Un insecticide polémique toujours utilisé en Europe malgré l’interdiction en France
Bien que interdit en France, l’acétamipride continue d’être autorisé dans 26 pays européens, tels que l’Allemagne, la Pologne ou la Croatie. Ce produit, réputé efficace contre les insectes nuisibles comme les pucerons transmettant la jaunisse ou la mouche de la noisette, est largement plébiscité par les agriculteurs. Selon le sénateur Laurent Duplomb, ces derniers dénoncent une concurrence déloyale face aux importations, car l’interdiction française leur prive d’un outil essentiel.
« L’acétamipride est autorisé dans la majorité des pays européens, ce qui crée une disparité. La filière agricole française souffre de cette situation », explique-t-il lors d’un entretien avec franceinfo.

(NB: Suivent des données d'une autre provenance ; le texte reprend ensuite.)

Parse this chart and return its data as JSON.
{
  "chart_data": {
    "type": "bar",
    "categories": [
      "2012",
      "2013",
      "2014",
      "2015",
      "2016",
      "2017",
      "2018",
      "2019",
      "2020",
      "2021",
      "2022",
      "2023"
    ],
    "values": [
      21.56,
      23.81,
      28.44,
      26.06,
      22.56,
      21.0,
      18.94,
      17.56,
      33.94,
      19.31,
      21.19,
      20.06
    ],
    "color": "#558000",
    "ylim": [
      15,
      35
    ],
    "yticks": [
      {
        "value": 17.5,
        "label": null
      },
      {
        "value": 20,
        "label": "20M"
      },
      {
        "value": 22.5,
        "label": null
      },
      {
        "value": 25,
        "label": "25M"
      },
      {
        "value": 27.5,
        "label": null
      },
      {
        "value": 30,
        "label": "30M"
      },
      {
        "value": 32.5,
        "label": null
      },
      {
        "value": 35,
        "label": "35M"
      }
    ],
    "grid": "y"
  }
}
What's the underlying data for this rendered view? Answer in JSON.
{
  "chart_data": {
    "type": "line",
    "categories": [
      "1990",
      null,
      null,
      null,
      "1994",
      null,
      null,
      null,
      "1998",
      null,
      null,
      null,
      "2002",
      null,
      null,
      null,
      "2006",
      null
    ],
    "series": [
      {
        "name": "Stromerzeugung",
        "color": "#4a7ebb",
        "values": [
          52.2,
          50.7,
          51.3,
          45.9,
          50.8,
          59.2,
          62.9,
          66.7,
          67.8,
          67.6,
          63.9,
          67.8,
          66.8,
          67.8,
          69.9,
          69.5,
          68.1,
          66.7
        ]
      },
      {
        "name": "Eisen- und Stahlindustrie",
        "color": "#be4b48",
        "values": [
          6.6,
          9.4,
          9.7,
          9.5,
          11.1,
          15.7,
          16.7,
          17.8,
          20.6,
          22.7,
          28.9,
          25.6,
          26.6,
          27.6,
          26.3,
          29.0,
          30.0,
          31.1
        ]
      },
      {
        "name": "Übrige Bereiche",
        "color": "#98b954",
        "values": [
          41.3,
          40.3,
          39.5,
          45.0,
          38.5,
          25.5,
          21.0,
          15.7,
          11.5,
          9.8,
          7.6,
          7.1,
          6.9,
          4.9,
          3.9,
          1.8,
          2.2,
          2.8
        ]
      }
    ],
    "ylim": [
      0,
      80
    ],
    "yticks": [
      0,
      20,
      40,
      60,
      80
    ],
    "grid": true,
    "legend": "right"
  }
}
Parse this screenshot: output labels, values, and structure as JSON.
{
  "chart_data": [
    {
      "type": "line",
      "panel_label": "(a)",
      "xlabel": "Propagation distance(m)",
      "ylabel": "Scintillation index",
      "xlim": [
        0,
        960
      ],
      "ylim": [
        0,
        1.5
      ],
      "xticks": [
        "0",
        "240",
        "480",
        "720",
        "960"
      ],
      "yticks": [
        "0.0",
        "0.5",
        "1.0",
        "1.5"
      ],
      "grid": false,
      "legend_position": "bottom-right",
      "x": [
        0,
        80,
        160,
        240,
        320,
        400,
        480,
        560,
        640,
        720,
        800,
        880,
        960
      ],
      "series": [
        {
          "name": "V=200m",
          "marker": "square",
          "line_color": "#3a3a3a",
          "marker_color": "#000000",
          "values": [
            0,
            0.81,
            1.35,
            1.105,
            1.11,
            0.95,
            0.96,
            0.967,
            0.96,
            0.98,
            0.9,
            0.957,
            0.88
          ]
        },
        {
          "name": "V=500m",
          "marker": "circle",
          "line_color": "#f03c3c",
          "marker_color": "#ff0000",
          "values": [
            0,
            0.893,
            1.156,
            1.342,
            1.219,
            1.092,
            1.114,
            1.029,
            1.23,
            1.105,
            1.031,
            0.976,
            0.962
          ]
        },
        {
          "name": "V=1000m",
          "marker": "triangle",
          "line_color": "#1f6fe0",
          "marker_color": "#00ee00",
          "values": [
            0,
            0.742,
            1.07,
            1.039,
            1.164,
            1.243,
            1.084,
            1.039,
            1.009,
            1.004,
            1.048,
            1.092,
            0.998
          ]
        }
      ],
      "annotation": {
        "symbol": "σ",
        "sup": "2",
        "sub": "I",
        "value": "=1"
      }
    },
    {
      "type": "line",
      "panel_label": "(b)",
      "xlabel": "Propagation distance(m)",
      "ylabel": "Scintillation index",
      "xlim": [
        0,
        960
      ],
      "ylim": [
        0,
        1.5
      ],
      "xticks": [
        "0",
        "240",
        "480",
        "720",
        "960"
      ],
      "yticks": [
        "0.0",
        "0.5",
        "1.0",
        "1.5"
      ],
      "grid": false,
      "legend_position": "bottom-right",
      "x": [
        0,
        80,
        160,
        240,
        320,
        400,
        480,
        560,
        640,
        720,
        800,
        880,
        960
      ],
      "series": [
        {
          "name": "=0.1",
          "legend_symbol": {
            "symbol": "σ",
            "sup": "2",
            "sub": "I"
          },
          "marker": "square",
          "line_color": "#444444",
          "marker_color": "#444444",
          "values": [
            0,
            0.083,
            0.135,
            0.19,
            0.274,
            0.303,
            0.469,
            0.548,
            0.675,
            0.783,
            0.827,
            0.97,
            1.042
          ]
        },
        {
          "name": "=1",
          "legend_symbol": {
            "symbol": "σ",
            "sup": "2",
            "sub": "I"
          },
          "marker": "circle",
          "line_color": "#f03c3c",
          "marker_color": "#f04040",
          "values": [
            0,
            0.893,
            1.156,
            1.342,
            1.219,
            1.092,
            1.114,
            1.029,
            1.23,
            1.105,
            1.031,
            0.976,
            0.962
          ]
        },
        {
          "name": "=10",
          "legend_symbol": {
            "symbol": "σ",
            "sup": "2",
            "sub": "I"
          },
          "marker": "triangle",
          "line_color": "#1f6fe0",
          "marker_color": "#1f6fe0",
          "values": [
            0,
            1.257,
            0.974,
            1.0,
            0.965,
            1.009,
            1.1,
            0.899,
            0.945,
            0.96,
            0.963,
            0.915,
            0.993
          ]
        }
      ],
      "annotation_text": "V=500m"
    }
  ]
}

Les risques pour la biodiversité et la santé humaine
Les défenseurs de l’environnement mettent en avant les effets nocifs de cet insecticide, notamment sur les abeilles et autres pollinisateurs sauvages. Des études ont montré que l’acétamipride persiste dans les sols et l’eau, contaminant ainsi l’écosystème et provoquant une mortalité massive chez les abeilles lors des pulvérisations. La ministre de l’Agriculture, Annie Genevard, a récemment rejeté ces affirmations, assurant que l’acétamipride n’a pas d’impact direct sur la mortalité des abeilles.
Le scientifique Philippe Grandcolas, du CNRS, conteste cette position. Il souligne que si l’acétamipride est considéré comme le « moins toxique » des néonicotinoïdes, il reste cependant très toxique. Il insiste également sur l’absence de données suffisantes concernant ses effets sur les pollinisateurs sauvages et la non prise en compte de ses effets subtils, pouvant nuire à la santé sur le long terme.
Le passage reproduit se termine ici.